Dynamic, Lightweight Visualization

Edward Tufte's print world is filled with stunningly beautiful visualizations. Even seemingly mundane things like visualizations of Ruby, Java, and JavaScript grammars can be beautiful. But they're static. They don't move. They're not interactive.


This is a companion discussion topic for the original blog entry at: http://www.codinghorror.com/blog/2007/01/dynamic-lightweight-visualization.html

The dojo.gfx library brings a unified API to canvas on browsers which support it and uses VML on IE to emulate. The output is impressive and a good candidate for the visualisations you are after.

dojo.gfx is very cool. More info:

http://www.thinkvitamin.com/features/design/create-cross-browser-vector-graphics

Demo 1:
http://www.dojotoolkit.org/dojo-api/trunk/demos/gfx/clock.html

Demo 2:
http://archive.dojotoolkit.org/nightly/demos/gfx/circles.html

This is pretty sexy. I’m current starting a project using http://prefuse.org/ , and it’s exciting to turn numbers and relationships into something more immediately meaningful. I think a problem doing this in web pages (besides a lack of slick, easy tech) is that it takes effort not just to code such a visualization, but to come up with one in the first place. A new way of thinking about data is just as important to a novel visualization as actually implementing it.

Funny!

or even in any Microsoft OS newer than Windows XP
Service Pack 2

Dude, Vista isn’t even out yet for retail sale!
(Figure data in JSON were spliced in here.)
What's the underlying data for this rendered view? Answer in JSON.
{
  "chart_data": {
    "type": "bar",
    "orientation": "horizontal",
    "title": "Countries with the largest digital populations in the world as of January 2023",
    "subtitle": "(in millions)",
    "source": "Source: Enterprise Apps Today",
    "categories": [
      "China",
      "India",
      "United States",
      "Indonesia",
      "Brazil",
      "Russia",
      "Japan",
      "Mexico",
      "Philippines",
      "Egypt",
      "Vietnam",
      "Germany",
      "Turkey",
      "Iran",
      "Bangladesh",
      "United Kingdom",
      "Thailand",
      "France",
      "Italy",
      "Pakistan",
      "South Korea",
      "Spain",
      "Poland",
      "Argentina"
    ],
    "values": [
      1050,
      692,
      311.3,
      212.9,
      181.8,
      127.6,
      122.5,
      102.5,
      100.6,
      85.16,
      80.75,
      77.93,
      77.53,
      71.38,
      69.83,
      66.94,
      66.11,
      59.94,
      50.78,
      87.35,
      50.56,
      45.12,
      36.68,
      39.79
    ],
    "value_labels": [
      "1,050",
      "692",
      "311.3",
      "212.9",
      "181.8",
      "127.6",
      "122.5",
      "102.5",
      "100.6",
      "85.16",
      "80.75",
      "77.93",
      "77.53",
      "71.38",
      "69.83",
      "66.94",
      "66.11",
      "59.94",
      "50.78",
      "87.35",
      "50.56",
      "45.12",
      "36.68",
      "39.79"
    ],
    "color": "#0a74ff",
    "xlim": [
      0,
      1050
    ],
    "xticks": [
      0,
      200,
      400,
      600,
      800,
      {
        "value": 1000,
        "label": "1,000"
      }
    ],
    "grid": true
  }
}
I guess we’ll be swamped with these sorts of remarks from here on out though. I’m not tarring you as an intentional shill for Microsoft and the hardware sales industry, but it’ll be interesting to see how many ways bloggers further the cause of the Supply Siders pushing conspicuous consumption. [“Dang! You’re still on XP?” She said disdainfully looking down her nose, assessing his withering manhood.]

Just a wacky observation.

Have you guys seen Indexed yet?

It’s someone drawing simple charts on index cards showing relationships between ideas.

Some of them have been pretty good.

http://indexed.blogspot.com/

If you have the time to complain about Flash ads, you could just install Adblock.

It also seems that Wolfenstein 5K was done in 2003, not 2002. “Just so you know, this was written in 2003 for the 5K contest, but I haven’t updated it since, which should be painfully obvious from the browser list below.”

Some cool flash visualizations are at:

http://www.levitated.net/

A bunch of them are “open source” (you can download the fla and …)

http://www.levitated.net/daily/index.html

Flash a la Processing ?= Brevity : http://blog-blprnt-com.bryght.net/blog/blprnt/brevity

In my experience, java applets are nasty. I’ve tried three ways of displaying a graph (the node-and-edge sort), one of which was implementing spring-graph in processing, but it and the other solutions were very badly behaved, from having a 50-50 chance of freezing the browser (TouchGraph) to the second run not working or being the cause of a half-dead firefox process that means that lovely error that you can’t start firefox because it’s there yet not there.

I don’t want to explain this to my users, and I can’t yet figure out why not one, but all the applets I’ve tried have these problems, and why they’re not particularly deterministically. I’m looking towards Flash; as much as I used to hate that CPU hog and use FlashBlock against the ads, people have it and it works more consistently and is easier to install, even in linux.

Dojo: Yeah, it rocks. But remember your post a few days ago about undocumented APIs?

http://manual.dojotoolkit.org/index.html

I held out some hope that the Open Lazlo project would bring some Flash based data visualzation to the web. But at OSCON when I asked them about charting the booth dude just gave me a blank look and said he didn’t know anything about it. “I think it’s in there, you’d have to look through the web site.” His badge said “Engineer”.

Holy crap! The Marlins can field a Major League team for $14 Million?

I think the Mariners might manage to put 2 players on the field for that.

Anything that’s going to be commercially useful has to work with whatever the IT department has mandated for the corporate desktop. These days that’s usually IE6 (with no SVG or Flash) running on XP. Javascript and/or bitmapped images are usually the only option.

If you want to see some interesting use of flash combining visualization with ecommerce check out www.etsy.com

Flash visualization is actually quite easy to do as well, I was amazed looking through the archives of http://levitated.net – the some visualizations are made for Processing, the later ones for Flash MX, have a look.

Hans Rosling has done work on presenting statistics with Flash, although I don’t believe any of the code is open source. See:
http://www.ted.com/index.php/talks/view/id/92
http://www.gapminder.org/

For more information. The video at the first link is well worth watching.

TED is always worth watching :wink:

It’s frustrating that the IE team ripped out the capability that made Wolfenstein 5K work (XBM image support), but didn’t replace it with any more modern equivalents (like SVG, canvas or data:url support).

dojo.gfx looks great, though! I’d looked at for an abstraction layer that used SVG or VML (depending on browser support) a while ago and didn’t find anything. This is it!